Fonte: Impact of Hepatitis C on Health Related Quality of Life: A Systematic Review and Quantitative Assessment, Brennan M.R. Spiegel, Zobair M. Younossi, Ron D. Hays, Dennis Revicki, Sean Robbins, and Fasiha Kanwal, Hepatology; April 2005; Volume 41, Issue 4

MEU COMENTÁRIO:


Mais um estudo que mostra a necessidade imediata para que o tratamento da hepatite C passe a ser realizado por uma equipe multidisciplinar, com o acompanhamento de psicólogos e psiquiatras, alem dos médicos especializados no tratamento.

Não podemos somente enxergar o fígado e o vírus, sendo necessário se enxergar o paciente como um ser humano complexo e completo.

Os médicos devem ser mais criteriosos e cuidadosos em indicar quem deve receber o tratamento. Os dados estatísticos mostram que aqueles que não conseguem sucesso no tratamento pioram substancialmente a qualidade de vida perante o fracasso do difícil e complicado tratamento.

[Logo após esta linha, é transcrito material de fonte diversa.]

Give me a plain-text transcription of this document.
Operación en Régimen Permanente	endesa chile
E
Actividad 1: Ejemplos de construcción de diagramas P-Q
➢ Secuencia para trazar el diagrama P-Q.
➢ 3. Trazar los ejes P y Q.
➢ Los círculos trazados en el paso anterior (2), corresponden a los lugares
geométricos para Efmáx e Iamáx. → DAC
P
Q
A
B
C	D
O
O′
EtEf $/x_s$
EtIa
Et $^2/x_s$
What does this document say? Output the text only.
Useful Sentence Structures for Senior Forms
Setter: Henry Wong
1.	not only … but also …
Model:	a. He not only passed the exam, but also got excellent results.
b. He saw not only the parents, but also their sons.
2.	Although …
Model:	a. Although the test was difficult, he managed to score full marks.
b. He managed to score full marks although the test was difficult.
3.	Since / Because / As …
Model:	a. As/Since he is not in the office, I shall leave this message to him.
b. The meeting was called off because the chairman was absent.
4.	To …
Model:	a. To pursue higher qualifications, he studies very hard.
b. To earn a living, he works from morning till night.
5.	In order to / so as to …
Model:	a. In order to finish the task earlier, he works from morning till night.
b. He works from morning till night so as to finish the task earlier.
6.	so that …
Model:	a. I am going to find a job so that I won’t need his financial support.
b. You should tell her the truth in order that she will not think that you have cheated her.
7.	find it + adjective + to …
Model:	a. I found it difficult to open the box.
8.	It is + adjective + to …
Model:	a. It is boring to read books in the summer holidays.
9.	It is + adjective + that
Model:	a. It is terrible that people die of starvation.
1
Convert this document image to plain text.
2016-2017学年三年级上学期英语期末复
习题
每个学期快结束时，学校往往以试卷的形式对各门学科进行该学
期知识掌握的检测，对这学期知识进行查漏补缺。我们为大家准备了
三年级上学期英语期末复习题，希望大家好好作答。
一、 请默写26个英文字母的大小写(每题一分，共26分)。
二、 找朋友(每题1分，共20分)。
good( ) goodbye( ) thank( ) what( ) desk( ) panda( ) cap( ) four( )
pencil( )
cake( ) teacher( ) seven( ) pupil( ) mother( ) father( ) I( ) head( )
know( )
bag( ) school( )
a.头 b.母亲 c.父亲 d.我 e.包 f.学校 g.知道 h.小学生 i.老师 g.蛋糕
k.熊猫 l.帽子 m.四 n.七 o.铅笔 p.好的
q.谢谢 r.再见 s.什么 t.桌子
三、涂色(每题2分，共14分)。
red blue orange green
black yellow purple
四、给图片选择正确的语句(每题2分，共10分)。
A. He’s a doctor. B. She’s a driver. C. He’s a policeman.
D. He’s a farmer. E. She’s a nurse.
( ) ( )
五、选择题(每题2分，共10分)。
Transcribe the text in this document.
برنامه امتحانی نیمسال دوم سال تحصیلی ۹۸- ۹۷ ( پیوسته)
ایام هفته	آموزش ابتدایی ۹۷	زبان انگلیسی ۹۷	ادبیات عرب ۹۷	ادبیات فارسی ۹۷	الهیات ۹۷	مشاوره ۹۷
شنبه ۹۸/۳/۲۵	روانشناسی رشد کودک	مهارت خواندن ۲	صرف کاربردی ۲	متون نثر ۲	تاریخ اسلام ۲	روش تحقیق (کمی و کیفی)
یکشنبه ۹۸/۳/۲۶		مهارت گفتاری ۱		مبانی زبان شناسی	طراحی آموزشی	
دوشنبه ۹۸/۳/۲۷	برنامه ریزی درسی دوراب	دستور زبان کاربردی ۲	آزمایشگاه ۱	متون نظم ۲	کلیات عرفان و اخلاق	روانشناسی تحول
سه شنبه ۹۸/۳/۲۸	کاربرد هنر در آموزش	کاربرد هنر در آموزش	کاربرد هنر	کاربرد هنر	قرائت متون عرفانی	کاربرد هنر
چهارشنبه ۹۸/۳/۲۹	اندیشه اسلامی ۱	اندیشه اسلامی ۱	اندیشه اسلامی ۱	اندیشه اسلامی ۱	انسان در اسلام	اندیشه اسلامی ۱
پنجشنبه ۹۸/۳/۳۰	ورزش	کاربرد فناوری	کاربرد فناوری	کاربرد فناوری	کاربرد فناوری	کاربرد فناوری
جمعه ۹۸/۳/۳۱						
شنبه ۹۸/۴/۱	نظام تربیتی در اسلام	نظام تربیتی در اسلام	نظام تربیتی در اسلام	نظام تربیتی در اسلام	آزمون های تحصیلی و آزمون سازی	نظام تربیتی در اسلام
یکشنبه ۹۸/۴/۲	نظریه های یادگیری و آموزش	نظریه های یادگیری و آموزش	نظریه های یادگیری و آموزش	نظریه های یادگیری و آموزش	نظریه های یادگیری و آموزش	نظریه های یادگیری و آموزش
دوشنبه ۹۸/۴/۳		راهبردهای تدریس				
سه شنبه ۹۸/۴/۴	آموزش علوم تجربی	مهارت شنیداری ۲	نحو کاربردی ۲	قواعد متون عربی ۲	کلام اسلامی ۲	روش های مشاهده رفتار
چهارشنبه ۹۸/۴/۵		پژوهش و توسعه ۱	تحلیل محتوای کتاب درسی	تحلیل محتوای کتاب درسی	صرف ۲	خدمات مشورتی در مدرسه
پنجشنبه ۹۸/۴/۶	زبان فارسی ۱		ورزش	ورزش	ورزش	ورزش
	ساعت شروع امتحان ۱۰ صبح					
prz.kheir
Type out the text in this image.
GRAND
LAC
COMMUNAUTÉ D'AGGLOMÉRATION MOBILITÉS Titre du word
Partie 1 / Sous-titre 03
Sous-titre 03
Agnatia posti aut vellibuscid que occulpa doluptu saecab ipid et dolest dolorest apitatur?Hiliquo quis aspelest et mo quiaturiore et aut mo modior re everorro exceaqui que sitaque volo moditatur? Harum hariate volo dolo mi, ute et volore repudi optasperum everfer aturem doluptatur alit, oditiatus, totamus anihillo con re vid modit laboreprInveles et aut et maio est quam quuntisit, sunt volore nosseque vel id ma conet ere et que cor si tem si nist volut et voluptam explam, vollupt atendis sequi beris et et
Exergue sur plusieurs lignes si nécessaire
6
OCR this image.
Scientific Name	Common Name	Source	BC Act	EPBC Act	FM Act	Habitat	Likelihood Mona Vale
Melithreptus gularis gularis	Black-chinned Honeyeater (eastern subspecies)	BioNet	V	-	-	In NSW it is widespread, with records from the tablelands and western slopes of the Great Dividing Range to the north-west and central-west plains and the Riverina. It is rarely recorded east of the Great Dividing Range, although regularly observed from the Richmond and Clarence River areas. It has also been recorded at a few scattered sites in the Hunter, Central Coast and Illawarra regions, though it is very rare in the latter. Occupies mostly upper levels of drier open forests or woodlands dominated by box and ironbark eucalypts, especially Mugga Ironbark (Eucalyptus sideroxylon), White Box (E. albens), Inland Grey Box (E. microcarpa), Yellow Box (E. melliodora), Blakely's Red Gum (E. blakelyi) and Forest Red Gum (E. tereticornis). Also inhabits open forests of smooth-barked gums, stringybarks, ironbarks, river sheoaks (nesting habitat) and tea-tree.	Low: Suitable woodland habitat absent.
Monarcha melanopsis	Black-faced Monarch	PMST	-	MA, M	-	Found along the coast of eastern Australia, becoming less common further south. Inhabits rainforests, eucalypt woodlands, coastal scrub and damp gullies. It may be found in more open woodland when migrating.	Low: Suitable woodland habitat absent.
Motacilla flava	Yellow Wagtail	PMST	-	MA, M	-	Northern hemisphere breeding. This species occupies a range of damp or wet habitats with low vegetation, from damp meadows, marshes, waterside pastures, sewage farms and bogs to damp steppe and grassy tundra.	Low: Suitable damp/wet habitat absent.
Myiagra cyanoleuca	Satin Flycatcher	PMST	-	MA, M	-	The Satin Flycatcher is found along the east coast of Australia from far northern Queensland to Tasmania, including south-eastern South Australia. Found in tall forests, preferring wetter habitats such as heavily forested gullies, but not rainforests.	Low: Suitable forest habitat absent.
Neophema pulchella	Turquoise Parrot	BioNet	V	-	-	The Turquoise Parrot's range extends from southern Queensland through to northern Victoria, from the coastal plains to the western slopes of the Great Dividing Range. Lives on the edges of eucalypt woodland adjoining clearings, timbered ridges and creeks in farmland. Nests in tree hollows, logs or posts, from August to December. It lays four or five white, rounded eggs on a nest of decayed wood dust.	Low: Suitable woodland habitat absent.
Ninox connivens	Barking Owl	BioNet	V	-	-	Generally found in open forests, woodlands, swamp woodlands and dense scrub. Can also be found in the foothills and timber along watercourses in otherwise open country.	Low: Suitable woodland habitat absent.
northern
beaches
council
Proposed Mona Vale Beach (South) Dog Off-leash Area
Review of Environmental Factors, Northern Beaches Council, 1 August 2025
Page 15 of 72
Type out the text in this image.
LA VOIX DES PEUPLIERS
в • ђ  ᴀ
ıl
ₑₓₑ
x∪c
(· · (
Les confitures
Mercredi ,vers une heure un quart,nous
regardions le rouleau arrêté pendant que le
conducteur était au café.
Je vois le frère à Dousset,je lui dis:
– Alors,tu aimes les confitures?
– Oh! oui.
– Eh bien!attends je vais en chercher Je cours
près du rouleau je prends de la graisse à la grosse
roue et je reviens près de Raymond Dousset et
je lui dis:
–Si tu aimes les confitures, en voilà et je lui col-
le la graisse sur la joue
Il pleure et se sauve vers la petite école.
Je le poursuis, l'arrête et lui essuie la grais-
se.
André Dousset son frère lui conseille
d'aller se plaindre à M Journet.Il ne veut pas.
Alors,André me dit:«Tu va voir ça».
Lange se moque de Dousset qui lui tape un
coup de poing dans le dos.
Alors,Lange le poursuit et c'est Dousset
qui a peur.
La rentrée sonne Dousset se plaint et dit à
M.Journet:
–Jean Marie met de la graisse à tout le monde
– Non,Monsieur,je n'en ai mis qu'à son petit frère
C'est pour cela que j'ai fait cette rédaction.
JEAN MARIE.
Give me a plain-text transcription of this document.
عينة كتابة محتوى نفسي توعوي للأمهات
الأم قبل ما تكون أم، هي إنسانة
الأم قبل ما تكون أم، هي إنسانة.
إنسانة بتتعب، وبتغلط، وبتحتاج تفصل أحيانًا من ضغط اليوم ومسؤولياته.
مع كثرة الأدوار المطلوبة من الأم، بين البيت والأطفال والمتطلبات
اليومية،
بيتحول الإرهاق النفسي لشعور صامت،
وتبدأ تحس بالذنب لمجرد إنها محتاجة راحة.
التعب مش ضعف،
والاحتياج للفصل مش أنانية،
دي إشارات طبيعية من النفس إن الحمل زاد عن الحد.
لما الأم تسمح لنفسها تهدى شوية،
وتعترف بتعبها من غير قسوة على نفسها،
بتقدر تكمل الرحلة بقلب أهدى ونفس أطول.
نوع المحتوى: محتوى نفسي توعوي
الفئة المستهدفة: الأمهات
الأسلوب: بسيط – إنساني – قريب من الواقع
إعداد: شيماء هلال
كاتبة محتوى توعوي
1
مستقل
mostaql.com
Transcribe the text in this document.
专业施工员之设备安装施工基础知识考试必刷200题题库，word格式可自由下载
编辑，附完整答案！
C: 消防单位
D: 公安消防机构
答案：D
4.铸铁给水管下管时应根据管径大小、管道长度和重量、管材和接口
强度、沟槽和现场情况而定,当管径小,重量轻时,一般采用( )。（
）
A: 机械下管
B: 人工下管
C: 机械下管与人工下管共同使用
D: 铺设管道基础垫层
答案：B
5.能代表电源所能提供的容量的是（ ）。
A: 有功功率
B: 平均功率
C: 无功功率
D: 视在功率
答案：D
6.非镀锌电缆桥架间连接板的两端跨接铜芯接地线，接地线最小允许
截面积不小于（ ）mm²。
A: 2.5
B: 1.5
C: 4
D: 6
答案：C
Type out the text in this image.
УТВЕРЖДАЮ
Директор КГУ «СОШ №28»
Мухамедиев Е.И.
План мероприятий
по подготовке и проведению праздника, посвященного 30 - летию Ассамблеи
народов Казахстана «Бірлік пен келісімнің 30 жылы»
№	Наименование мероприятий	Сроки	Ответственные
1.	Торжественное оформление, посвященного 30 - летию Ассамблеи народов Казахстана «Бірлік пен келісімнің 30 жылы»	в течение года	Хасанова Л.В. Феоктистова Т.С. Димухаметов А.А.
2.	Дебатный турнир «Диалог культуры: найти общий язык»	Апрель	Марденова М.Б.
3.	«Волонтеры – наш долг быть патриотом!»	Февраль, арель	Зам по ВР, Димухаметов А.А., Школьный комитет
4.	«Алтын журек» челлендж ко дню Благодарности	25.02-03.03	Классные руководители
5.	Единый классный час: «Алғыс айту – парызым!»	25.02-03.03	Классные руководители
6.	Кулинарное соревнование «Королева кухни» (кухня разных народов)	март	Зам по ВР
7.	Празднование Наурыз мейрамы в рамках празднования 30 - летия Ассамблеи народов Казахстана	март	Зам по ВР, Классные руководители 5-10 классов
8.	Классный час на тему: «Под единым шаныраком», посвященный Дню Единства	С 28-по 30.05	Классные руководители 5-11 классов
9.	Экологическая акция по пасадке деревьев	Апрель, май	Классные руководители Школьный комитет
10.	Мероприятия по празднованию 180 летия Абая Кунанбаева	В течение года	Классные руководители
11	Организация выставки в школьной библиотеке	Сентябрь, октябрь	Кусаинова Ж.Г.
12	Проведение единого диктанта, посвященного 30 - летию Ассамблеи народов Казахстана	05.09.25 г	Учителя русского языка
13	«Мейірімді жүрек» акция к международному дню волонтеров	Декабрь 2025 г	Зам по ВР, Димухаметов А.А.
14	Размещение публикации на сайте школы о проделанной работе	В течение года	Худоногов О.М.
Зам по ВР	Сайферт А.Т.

Existem também os pacientes ansiosos, apavorados com a doença que sem apresentar danos significantes no fígado exigem do médico a receita para iniciar logo o tratamento. Nestes casos o médico deve ser pragmático e mostrar claramente qual e a historia natural da hepatite C, sua evolução, as chances de vir a desenvolver cirroses, as vantagens de por enquanto acompanhar o quadro clinico, e ainda os benefícios e os problemas que o tratamento pode acarretar. Para os médicos um trabalho difícil de explicar, pela complexidade e pelo tempo que ela demanda.

Já que os medicamentos atualmente disponíveis não conseguem a cura de todos os doentes (no genótipo 1 somente 42% tem sucesso no tratamento) deveria se tratar somente aqueles que apresentam um dano hepático considerável (provavelmente F2 ou superior ou que apresentem condições orgânicas que acelerem a progressão do dano hepático) simplesmente acompanhando todos os que não atingem este nível de comprometimento histológico, preservando-os de um fracasso e da piora na sua qualidade de vida.

Devemos considerar que em curto (dos anos) e meio prazo (entre cinco e seis anos) estarão disponíveis novos medicamentos, com maior eficácia terapêutica e menos efeitos adversos. Em relação a progressão do dano hepático, isto e pouco tempo quando falamos da hepatite C.